Same task in github-copilot, pi, claude-code, and opencode with Qwen3.6 27B
Posted by sdfgeoff@reddit | LocalLLaMA | View on Reddit | 85 comments
So I vibed a setup to allow me to test multiple agentic harnesses/model combinations on the same task. Here are some images to allow you to make subjective opinions. Still working on getting automated evaluation.
Things I noticed not present in the images:
- Opencode can search the internet by default. This made it's results way better on some tasks. Eg the 3d printer explainer page it listed specific filament temperatures etc.
- On webdev, opencode delivered really good results. You can't interact with them from here, but it made cool interactive widgets that worked really well.

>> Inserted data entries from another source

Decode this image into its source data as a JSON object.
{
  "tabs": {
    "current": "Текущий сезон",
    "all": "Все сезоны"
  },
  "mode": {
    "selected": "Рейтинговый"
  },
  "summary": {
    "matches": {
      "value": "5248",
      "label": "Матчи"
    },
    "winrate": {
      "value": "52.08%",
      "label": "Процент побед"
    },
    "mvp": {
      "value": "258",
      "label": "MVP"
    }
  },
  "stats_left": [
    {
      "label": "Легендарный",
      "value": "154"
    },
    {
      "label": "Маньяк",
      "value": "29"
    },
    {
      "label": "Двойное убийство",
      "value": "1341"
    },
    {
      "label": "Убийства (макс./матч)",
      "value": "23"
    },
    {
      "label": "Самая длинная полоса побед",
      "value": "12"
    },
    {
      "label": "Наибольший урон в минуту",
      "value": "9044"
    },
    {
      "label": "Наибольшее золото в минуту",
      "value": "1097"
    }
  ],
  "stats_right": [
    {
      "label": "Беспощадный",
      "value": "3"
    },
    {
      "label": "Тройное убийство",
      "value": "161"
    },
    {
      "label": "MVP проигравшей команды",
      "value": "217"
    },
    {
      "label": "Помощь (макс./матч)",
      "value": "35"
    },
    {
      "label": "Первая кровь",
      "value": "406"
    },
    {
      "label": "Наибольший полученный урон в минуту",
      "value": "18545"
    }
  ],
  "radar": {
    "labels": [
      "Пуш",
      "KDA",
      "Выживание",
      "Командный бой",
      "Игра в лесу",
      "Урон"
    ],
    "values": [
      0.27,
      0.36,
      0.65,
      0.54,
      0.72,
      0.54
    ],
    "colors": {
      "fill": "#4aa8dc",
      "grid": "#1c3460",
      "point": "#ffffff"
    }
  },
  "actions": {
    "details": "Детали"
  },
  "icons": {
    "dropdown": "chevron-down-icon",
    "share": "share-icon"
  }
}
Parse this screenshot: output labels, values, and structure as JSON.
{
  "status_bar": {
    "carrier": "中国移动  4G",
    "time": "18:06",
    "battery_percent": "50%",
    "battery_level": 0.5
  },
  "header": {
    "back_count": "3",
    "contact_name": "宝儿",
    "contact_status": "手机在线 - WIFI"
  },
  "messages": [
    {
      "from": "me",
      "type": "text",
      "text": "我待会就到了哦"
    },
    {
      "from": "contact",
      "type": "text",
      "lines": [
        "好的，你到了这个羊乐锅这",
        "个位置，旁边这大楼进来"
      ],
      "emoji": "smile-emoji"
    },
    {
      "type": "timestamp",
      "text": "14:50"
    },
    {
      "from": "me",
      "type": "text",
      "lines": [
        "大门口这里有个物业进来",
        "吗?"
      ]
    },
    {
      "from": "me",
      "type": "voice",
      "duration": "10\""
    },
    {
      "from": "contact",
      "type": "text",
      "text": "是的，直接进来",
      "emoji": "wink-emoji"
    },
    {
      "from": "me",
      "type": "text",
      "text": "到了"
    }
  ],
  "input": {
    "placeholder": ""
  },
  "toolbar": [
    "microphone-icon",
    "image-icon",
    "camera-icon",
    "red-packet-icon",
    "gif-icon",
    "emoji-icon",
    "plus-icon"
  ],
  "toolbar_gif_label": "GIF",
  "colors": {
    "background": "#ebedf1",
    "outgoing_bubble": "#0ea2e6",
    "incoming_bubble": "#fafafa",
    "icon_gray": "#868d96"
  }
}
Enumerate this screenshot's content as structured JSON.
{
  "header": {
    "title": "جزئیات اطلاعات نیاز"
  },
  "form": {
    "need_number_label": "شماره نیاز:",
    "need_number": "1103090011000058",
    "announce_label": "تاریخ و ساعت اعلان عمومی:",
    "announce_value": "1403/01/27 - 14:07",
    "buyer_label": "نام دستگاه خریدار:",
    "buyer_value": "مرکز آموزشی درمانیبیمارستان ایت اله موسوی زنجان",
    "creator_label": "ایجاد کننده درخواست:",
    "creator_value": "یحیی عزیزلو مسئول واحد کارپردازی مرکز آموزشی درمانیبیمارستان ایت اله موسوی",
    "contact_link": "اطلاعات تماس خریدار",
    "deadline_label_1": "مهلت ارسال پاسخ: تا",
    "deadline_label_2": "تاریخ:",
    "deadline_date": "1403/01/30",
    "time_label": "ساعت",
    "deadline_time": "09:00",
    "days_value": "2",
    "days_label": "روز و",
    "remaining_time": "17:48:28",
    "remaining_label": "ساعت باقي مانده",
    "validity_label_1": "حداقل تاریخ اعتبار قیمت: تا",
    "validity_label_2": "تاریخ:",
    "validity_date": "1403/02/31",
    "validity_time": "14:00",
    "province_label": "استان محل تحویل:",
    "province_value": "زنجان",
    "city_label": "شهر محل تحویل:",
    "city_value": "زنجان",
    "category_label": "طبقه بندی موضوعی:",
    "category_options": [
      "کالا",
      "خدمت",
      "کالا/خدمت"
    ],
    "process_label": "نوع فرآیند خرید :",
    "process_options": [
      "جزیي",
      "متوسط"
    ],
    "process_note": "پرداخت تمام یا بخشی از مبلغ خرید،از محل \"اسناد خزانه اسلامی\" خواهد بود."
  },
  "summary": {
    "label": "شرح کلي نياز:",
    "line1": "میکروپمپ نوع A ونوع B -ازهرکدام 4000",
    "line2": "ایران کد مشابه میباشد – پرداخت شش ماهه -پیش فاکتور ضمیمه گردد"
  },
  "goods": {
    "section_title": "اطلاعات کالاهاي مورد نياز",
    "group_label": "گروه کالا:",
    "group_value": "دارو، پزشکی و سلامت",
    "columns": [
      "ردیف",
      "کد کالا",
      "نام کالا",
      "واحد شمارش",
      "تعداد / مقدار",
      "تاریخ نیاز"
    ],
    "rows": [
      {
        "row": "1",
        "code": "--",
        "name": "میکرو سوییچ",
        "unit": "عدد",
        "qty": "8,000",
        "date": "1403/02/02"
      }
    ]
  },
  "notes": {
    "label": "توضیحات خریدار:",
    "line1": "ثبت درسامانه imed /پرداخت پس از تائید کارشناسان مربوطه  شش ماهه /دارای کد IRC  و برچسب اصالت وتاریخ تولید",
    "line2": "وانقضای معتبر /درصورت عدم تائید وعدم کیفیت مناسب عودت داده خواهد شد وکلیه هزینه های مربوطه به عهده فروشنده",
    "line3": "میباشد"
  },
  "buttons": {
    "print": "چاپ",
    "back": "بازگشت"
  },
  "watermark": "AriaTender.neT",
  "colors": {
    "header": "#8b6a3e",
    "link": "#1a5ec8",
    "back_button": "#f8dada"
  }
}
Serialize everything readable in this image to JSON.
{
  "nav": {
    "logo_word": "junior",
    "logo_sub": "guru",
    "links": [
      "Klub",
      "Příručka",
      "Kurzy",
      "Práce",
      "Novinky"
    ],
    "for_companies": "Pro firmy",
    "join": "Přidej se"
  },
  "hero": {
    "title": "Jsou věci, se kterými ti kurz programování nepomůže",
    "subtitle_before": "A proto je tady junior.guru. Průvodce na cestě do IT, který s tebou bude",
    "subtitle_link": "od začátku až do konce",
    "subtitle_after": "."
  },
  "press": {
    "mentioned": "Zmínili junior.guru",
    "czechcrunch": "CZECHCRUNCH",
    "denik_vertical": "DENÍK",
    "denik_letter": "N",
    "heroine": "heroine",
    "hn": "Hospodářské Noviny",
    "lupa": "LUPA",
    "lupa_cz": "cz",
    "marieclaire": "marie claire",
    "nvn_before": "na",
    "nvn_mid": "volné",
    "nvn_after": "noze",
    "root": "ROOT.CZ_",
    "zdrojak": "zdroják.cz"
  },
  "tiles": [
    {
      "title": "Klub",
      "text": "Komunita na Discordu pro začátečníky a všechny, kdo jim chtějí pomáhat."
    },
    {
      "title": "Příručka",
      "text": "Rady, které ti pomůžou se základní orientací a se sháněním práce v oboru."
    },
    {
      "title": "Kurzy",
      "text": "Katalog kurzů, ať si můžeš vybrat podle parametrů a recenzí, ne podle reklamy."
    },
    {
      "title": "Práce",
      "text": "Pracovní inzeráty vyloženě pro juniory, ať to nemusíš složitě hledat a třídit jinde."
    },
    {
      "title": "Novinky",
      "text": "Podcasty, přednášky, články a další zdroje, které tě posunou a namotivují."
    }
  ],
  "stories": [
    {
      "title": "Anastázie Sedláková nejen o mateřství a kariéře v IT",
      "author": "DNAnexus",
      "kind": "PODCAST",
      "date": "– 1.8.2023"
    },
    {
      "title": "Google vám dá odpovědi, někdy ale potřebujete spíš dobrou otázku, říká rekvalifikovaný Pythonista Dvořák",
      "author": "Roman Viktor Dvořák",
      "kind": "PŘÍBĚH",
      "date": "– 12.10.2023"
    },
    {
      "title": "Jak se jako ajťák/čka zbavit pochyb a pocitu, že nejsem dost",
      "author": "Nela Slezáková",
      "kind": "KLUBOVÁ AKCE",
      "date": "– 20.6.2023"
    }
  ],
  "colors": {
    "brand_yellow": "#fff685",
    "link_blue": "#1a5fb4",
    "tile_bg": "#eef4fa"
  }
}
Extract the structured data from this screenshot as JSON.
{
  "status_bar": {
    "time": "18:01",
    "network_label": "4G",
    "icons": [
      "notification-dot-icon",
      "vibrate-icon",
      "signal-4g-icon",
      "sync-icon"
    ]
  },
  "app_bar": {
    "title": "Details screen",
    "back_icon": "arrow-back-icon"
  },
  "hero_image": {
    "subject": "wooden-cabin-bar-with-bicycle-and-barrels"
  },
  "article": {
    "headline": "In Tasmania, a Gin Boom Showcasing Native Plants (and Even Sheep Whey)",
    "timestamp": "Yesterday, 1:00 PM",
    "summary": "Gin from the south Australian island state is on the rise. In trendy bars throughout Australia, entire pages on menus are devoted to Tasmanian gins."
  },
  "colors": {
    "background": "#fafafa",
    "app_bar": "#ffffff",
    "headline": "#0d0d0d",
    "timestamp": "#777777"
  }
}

- The model really struggles with Github Copilot. It generally takes half a dozen tries to write a file. It keeps mucking up copilots file editing tools. Doesn't have this issue with other harnesses. Claude code, pi and opencode all take 4 LLM requests to create the pelican.svg. Github copilot takes 13! It tries the edit tool, it tries bash, it tries the edit tool again. Whatever tool schema they use, in my tests the LLM really struggles. This makes it really slow as it has to regenerate the same diffs again and again.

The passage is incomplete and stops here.